As they play Glastonbury on what will be their final tour, the unmissable psych-rockers talk about forging their sound with all-night jams, ‘creative imperfection’ and going out on their own terms

When we think of psychedelic music, we think of the Jimi Hendrix Experience, the 13th Floor Elevators, blurry images from Woodstock. But for Japanese band Kikagaku Moyo, psychedelia is exemplified by their nation’s countercultural heroes Acid Mothers Temple with their cauldron of intense fuzz, and Flower Travellin’ Band. Go Kurosawa, the frontman of Kikagaku Moyo, also cites present-day Tokyo. “The music, the cinema, the culture, the freedom in not having to be technically perfect or be restricted. Our psychedelia doesn’t come from the hippy scene, it’s in nature, it’s in the chants you hear at the temple. Watching people board the train every day? That’s psychedelic.”
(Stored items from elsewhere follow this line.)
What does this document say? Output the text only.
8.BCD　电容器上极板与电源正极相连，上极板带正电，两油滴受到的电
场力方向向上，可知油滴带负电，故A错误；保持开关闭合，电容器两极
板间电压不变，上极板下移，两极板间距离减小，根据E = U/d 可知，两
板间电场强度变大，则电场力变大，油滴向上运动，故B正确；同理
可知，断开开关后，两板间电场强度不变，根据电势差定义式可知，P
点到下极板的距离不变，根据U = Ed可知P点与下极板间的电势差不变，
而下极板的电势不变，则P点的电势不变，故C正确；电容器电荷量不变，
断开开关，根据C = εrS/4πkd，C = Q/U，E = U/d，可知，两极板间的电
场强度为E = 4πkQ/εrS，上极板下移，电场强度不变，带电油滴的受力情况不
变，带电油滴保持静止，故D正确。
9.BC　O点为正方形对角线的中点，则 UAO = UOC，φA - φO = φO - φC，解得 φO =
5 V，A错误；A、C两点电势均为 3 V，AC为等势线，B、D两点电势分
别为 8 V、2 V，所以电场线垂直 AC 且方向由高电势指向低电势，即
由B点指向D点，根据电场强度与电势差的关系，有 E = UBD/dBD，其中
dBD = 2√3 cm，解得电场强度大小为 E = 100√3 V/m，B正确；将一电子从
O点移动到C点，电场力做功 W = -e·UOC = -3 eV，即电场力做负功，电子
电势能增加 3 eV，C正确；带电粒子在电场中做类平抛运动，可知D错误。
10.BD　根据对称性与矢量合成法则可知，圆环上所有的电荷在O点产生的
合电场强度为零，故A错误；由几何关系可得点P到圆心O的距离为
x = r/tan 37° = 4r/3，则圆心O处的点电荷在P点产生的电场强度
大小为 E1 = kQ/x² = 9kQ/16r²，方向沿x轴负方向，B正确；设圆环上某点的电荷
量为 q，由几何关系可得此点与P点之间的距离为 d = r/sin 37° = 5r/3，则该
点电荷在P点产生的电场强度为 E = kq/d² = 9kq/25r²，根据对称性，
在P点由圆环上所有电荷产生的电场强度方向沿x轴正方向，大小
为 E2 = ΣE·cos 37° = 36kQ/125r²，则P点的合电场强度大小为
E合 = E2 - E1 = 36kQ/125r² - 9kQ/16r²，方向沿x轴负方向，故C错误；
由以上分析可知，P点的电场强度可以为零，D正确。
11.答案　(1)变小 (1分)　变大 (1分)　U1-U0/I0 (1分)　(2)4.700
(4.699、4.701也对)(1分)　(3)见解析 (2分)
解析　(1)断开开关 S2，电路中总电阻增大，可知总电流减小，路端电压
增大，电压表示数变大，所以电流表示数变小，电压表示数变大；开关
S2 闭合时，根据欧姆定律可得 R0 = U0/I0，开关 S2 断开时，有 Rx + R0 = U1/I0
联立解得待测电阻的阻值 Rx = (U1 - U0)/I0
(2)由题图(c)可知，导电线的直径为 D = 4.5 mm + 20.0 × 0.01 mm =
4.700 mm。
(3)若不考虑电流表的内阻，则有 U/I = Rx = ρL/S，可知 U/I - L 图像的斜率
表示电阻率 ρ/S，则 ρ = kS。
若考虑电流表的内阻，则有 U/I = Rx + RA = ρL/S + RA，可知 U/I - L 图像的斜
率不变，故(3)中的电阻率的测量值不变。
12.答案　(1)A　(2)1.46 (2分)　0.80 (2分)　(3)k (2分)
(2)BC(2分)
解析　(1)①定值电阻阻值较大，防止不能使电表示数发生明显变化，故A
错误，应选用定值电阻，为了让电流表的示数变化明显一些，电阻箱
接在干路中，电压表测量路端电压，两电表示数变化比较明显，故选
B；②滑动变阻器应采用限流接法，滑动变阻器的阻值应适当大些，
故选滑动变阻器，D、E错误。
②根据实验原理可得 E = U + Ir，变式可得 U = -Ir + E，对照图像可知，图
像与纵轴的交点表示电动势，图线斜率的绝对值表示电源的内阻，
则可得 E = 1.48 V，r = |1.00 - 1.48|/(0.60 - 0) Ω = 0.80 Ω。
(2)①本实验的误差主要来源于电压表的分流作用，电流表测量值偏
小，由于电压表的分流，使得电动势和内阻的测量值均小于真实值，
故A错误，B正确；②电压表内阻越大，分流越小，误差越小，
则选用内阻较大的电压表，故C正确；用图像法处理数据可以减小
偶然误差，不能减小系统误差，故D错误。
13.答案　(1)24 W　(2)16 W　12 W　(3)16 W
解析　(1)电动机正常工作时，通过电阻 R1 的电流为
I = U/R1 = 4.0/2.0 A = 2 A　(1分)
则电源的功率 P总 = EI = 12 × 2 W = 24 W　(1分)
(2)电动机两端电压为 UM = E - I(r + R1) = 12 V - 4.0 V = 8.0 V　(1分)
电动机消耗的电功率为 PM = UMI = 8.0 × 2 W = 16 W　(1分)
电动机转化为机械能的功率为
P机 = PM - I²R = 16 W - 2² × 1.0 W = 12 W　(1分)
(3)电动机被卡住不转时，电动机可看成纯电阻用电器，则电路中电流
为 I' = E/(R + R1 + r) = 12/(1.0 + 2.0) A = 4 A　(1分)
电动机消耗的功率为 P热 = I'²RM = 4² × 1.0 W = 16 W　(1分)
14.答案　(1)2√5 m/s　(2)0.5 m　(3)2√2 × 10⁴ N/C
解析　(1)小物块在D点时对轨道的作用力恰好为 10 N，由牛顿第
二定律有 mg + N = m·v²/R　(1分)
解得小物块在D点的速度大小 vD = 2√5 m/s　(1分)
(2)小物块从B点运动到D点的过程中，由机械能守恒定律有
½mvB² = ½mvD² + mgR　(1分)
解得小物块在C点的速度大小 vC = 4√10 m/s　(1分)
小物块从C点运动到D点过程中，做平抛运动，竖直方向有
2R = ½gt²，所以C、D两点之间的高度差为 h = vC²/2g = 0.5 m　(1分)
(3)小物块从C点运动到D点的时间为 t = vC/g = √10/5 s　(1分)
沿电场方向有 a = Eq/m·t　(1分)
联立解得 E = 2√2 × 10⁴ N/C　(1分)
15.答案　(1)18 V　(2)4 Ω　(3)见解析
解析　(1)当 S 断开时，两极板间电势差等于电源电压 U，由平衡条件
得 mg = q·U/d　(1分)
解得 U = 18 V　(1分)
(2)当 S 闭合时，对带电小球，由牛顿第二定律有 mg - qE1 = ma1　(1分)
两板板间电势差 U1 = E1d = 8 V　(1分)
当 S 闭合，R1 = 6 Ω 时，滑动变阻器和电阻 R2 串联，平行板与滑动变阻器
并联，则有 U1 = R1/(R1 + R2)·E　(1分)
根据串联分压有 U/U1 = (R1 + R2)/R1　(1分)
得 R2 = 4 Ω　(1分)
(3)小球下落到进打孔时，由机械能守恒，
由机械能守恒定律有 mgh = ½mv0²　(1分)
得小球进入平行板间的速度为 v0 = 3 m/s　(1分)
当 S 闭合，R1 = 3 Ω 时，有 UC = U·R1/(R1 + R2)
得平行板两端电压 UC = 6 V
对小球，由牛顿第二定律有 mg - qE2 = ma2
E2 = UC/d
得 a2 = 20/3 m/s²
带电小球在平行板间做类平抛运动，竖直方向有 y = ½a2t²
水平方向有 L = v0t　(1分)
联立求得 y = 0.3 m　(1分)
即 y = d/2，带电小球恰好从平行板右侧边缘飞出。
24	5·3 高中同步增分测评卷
The dynamic energy of a Kikagaku Moyo live show – one in which the long-haired members of the band often digress into 10-minute long jams – stems from Takadanobaba, a college neighbourhood in the Shinjuku ward of Tokyo in the early 2010s. Drifting between vintage stores, bars populated by college students, and recording studios open late into the night, the quintet formed, and today, thanks to near-levitating live performances and spellbinding albums, they’re at the forefront of Japanese rock music. But after the release of their fifth album, Kumoyo Island, Kikagaku Moyo are breaking up, after an international farewell tour: an explicitly un-American choice to avoid continuing, and possibly diluting, what they’ve created.